Barbarian è un film diretto da Zach Cregger e disponibile su Netflix e Disney Plus.
Ci sono alcune cose che si ripetono come un mantra, nella critica specialistica sul cinema: tra cui l’abitudine di indicare il cinema horror come uno tra i generi che ha fortuna imperitura da sempre al botteghino (basta vedere, nelle confortanti classifiche del boxoffice di novembre, come si è difeso il pur mediocre Gli Occhi Del Diavolo), ma soprattutto come uno dei più attenti alla realtà che ci circonda, dal punto di vista culturale e sociale ma anche da quello metatestuale.
Barbarian di Cregger sta qui a dimostrarlo.
LA TRAMA
A Detroit per un colloquio di lavoro, Tess (Georgina Campbell) arriva in città a notte fonda e durante una pioggia torrenziale: davanti all’appartamento che ha affittato per il suo soggiorno, scopre anche che l’alloggio è stato già affittato e prenotato, erroneamente o meno, dall’agenzia per due volte a due persone differenti.
C’è già infatti Keith (Bill Skarsgård), un ragazzo all’apparenza innocuo e amichevole, che offre alla donna la possibilità di dormire sotto lo stesso tetto per la notte: inizialmente dubbiosa, considerando le circostanze avverse decide di accettare.
Ma durante la notte Tess trova la porta della cantina aperta con delle luci accese. Malauguratamente, decide di scendere: la sua vita non sarà mai più la stessa.
CONOSCERE LE REGOLE PER INFRANGERLE
Cregger conosce a menadito le regole non scritte dell’horror, conosce ogni meccanismo della paura e sa bene come prendere all’amo lo spettatore, dal meno smaliziato al più scafato: perché Barbarian fin dalle sue primissime inquadrature gioca con chi guarda, con le aspettative che crea e con il già visto, che rielabora felicemente e con guizzi geniali.
Ma nello stesso tempo -senza potere e volere svelare assolutamente nulla della trama piena di detour e svolte inaspettate- Barbarian non è paragonabile a nulla di conosciuto: perché ha la struttura di tesseratto, che ruota all’interno dello spazio quadrimensionale.
Ampliando la sua struttura interna e lasciando inalterata quella interna, il film opera continui stravolgimenti dei canoni narrativi, anche a costo di trasformarsi in più film in uno, ma restituendo un’operazione ricca e vivida come poche altre nel panorama contemporaneo, che si lascia leggere su più testi rimanendo ugualmente affascinante sia dal punto di ista politico e sociale sia da quello cinefilo.
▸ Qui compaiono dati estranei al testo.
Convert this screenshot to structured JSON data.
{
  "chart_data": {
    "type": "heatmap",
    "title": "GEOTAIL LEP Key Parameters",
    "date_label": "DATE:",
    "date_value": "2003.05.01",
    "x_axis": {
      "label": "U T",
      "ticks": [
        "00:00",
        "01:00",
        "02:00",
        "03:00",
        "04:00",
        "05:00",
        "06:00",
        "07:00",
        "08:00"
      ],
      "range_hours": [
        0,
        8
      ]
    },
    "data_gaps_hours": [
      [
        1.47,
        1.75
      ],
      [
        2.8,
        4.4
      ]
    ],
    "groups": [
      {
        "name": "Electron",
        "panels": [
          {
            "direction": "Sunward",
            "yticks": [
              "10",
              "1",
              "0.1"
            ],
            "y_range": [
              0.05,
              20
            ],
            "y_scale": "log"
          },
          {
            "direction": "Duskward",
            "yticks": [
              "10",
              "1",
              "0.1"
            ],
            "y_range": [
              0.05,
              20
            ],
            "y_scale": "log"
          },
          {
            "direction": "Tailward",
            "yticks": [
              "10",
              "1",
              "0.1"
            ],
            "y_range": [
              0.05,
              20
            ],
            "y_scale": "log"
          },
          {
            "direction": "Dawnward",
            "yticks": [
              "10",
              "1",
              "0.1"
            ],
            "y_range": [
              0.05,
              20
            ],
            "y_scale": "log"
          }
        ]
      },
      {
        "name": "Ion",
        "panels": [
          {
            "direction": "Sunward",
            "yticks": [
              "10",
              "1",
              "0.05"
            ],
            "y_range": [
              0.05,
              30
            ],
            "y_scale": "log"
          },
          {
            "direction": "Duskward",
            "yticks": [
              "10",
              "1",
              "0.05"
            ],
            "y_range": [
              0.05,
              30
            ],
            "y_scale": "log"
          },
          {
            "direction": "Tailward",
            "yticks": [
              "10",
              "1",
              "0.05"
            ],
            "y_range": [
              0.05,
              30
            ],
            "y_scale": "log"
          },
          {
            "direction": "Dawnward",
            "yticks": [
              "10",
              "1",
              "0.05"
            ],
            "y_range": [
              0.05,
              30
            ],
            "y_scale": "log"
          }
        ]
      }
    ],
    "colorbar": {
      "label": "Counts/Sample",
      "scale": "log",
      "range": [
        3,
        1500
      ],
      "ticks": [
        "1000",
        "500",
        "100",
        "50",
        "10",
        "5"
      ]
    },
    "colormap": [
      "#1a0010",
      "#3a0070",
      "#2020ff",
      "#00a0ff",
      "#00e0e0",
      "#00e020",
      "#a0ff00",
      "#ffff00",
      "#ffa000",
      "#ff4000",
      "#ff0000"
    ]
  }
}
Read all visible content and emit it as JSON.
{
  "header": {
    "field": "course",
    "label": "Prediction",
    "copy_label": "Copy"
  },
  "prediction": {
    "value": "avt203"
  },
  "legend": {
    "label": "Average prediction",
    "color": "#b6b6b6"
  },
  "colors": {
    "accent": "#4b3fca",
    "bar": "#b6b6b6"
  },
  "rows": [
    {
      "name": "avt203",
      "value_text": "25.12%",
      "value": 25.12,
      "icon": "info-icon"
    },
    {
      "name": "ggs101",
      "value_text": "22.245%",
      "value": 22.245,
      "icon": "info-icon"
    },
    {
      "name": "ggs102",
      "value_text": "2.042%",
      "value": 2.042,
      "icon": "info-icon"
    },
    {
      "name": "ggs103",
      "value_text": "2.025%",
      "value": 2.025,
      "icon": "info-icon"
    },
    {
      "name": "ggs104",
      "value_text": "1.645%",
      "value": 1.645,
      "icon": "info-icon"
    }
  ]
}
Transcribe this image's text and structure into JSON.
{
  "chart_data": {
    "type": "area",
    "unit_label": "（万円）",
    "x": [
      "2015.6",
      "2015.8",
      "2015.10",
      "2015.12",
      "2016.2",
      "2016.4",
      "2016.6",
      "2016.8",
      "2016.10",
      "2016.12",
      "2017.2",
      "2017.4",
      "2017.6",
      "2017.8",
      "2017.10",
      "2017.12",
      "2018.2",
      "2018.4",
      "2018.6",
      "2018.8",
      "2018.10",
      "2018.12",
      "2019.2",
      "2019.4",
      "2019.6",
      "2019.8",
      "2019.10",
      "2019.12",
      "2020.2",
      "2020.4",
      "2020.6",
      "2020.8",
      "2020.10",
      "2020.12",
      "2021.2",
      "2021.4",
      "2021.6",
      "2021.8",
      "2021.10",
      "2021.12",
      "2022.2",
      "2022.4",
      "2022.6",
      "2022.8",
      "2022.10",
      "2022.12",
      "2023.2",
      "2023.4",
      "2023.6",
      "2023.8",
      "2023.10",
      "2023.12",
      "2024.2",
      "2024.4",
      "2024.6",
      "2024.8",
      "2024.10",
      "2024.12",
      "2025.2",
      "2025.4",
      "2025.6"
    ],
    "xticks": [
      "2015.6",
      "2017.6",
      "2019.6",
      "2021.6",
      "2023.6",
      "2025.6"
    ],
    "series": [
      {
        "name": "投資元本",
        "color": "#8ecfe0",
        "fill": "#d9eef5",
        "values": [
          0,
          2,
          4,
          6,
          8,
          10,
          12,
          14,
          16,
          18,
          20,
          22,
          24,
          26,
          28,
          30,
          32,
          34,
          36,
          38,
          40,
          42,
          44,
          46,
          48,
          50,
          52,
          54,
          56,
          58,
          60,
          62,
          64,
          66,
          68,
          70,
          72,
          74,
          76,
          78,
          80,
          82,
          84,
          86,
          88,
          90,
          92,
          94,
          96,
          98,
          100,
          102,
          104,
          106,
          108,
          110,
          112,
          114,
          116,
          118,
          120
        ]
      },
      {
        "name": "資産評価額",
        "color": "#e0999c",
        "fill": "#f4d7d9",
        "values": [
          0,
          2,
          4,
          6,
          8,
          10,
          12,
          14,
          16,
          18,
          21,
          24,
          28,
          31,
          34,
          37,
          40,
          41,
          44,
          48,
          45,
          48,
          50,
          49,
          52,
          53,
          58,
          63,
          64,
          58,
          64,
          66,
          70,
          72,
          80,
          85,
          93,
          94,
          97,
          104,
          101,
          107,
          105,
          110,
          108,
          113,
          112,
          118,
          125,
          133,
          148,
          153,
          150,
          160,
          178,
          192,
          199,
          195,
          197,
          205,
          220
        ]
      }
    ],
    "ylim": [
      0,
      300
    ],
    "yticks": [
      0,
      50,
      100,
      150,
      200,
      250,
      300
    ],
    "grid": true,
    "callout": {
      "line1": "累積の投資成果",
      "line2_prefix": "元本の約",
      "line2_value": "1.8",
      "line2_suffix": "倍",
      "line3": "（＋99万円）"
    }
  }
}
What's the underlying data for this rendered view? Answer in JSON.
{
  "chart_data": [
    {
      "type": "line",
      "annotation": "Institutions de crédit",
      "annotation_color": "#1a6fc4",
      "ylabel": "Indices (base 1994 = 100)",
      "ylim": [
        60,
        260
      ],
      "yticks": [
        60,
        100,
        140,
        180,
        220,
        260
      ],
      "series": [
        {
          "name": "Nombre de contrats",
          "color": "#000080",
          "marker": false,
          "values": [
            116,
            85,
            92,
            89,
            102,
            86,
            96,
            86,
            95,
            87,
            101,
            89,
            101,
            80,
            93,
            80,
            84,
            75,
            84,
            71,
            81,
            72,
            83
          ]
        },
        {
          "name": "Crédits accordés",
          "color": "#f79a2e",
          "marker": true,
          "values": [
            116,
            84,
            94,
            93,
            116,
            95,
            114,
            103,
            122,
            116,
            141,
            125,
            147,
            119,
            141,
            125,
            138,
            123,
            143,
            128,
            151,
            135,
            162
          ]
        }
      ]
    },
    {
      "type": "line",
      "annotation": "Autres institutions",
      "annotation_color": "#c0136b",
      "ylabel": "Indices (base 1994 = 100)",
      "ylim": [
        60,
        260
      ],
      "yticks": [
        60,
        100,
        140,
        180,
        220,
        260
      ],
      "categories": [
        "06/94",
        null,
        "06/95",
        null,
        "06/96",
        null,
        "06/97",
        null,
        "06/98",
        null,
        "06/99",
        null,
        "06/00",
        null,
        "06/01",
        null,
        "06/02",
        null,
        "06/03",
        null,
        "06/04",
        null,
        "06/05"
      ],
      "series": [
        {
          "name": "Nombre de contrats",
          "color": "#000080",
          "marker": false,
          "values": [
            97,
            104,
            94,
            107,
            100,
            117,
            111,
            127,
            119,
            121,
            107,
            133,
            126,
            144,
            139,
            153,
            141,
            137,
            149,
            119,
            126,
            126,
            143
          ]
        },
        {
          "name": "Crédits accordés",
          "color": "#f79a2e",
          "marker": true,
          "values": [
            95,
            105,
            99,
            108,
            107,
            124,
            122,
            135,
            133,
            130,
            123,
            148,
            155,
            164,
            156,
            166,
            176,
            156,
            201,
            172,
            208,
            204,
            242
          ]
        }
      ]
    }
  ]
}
Dimostrando quanto l’horror sia ancora oggi capace di riflessioni lucide e stringenti.
L’incipit di Barbarian nasce, nelle intenzioni del regista, dalla volontà di mettere in scena le intuizioni del saggio The Gift of Fear, specialmente nelle pagine dove viene detto quanto le donne dovrebbero fidarsi del proprio intuito in relazione agli uomini.
INCUBO REAGANIANO
La paura che interessa a Cregger è quella stratificata, che ingloba dentro le componenti culturali e i retaggi identitari di ogni società: la prima parte, con uomo e donna messi a confronto nella fiducia l’uno dell’altro rimanda ad un’analisi sui retaggi dietro la forma e la sostanza.
Senza dovere svelare nulla del seguito, da qui in poi la visione e le metafore si allargano come cerchi nell’acqua: e passano dal confronto individuale ad una dimensione più estesa, approfondendo lo sguardo sulla cittadina di Brightmoor, il sobborgo più degradato di Detroit.
Sprofondando Barbarian in un incubo terrificante dove tutto è sinonimo di una sconvolgente caduta sociale, dove il dolore e la miseria producono solo altro orrore e sono figlie di una politica che ha investito nelle modalità sbagliate, abbagliando con un nuovo sogno americano tirato a lucido ma così accecante da far cadere la popolazione operaia in una trappola.
Come conseguenza di tutto questo, l’opera di Cregger corre su binari sempre più veloci fino ad assumere, nell’ultima parte, una velocità folle di esecuzione mista ad una follia di impulsi barbari, sfilacciando non solo la narrazione ma anche la struttura dell’orrore. È un viaggio, un sentiero che parte dall’America reaganiana e arriva fino al fondo del tunnel più oscuro di oggi, perso in dimensioni frantumate che confermano quello che si sa da sempre: siamo barbari, e lo saremo sempre.